Contemporary Art
Contemporary Art
While the Earth Revolves at Night
Lot Closed
October 4, 05:34 PM GMT
Estimate
40,000 - 60,000 USD
Lot Details
Description
James Rosenquist
1933 - 2017
While the Earth Revolves at Night
signed, titled and dated 1982
pastel on paper
Sheet: 36½ by 72¼ in. (92.7 by 183.5 cm.)
Framed: 49½ by 85 in. (125.7 by 215.9 cm.)
Castelli Feigen Corcoran, New York
Collection of Ethel Redner Scull, New York
Sotheby's, New York, 10 November 1986, Lot 36
Private Collection, Baltimore
Sotheby's, New York, 3 May 1995, Lot 207
Acquired from the above sale by the present owner
Clifford S. Ackley, 10 Painters & Sculptors Draw, Boston, 1984
“I’m interested in contemporary vision—the flicker of chrome, reflections, rapid associations, quick flashes of light. Bing-Bang! I don’t do anecdotes. I accumulate experiences.”
- JAMES ROSENQUIST
With striking synergy and complexity, James Rosenquist’s While the Earth Revolves at Night from 1982 demonstrates the tension between the mechanical and the corporeal. This was a common subject of contemplation for Rosenquist, a seminal figure in the Pop Art movement, for he frequently felt that industrial society interfered with the sensual and natural. The present work executed in lush pastel on rich black paper set the precedent for Rosenquist's eponymous painting of the same title—held in the collection of the Yale University Art Gallery—one of the artist’s monumental works from the early 1980s which constitute the apex of his period of renewal that occurred at the close of the preceding decade.

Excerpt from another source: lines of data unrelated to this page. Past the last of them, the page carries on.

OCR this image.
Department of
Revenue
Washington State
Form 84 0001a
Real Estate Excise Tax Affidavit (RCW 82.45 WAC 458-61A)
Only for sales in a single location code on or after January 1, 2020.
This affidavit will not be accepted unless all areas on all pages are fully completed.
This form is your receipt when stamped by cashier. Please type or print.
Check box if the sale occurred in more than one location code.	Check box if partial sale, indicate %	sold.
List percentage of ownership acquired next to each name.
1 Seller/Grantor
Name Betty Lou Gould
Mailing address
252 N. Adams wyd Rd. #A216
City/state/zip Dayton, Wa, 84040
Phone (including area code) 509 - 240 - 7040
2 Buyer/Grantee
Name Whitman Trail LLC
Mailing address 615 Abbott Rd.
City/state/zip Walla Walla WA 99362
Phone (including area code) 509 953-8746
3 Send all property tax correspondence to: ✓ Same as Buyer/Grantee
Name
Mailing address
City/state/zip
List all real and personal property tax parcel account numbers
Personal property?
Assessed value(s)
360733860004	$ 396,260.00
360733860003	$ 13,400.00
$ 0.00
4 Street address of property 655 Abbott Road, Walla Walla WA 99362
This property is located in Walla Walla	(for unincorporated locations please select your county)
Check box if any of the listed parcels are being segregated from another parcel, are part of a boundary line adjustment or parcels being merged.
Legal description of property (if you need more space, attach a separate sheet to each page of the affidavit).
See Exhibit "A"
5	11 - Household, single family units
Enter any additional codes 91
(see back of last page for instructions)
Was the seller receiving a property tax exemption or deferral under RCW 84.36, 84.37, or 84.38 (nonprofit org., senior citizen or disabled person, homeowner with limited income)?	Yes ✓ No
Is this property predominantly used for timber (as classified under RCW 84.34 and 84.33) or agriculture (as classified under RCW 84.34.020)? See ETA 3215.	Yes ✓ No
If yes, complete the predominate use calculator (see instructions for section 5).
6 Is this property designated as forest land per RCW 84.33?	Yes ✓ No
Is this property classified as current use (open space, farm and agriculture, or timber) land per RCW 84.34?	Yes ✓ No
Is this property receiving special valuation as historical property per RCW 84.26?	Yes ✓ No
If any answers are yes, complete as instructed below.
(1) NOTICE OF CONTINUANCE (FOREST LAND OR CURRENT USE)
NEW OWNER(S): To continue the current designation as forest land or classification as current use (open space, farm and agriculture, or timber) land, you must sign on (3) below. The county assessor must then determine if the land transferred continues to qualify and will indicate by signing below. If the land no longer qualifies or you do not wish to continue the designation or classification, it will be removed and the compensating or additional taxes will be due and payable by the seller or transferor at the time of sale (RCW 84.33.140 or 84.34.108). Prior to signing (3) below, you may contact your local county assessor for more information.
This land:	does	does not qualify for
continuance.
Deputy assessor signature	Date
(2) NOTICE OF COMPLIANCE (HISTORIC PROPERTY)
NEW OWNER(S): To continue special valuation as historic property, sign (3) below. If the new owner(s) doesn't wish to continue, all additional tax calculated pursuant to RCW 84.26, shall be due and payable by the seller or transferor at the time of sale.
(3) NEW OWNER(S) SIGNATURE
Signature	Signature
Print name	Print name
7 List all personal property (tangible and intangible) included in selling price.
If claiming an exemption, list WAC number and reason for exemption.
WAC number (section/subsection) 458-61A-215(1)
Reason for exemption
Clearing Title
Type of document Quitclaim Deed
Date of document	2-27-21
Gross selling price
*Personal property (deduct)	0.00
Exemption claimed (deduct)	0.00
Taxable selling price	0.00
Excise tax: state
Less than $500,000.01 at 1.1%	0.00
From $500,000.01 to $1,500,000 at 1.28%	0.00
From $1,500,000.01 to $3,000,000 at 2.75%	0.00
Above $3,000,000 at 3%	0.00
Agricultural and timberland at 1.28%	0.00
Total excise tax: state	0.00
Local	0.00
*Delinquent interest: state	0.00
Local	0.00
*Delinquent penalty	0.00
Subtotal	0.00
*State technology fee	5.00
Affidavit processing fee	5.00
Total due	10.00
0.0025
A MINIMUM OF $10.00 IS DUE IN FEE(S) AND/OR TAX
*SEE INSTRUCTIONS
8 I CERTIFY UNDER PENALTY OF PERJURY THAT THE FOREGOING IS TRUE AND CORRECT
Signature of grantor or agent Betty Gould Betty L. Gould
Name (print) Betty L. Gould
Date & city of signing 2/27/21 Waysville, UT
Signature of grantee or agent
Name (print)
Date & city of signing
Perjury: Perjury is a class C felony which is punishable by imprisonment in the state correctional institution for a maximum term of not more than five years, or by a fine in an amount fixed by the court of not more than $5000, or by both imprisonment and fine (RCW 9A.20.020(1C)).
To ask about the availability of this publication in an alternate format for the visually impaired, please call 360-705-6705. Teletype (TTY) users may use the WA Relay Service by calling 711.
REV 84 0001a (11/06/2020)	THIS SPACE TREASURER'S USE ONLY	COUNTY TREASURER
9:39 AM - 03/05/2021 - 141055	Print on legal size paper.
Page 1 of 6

The iconographic elements of While the Earth Revolves At Night are presented in clear juxtaposition: intertwined gears against the the candy apple red finger nail dominating the center of the work is in high contrast with the gloved hand within a black-and-white scene on the left. The inclusion of gears is a reference to Rosenquist’s works from the 1960s, which also placed mechanical parts in opposition with fragments of the human body. The striking, shiny red nail at the center of the work reaches a menacing point, an iconography connoting that “[w]oman has become the predatory aggressor: the all-consuming enveloper and beast” (Judith Goldman, James Rosenquist, 1985, p. 60).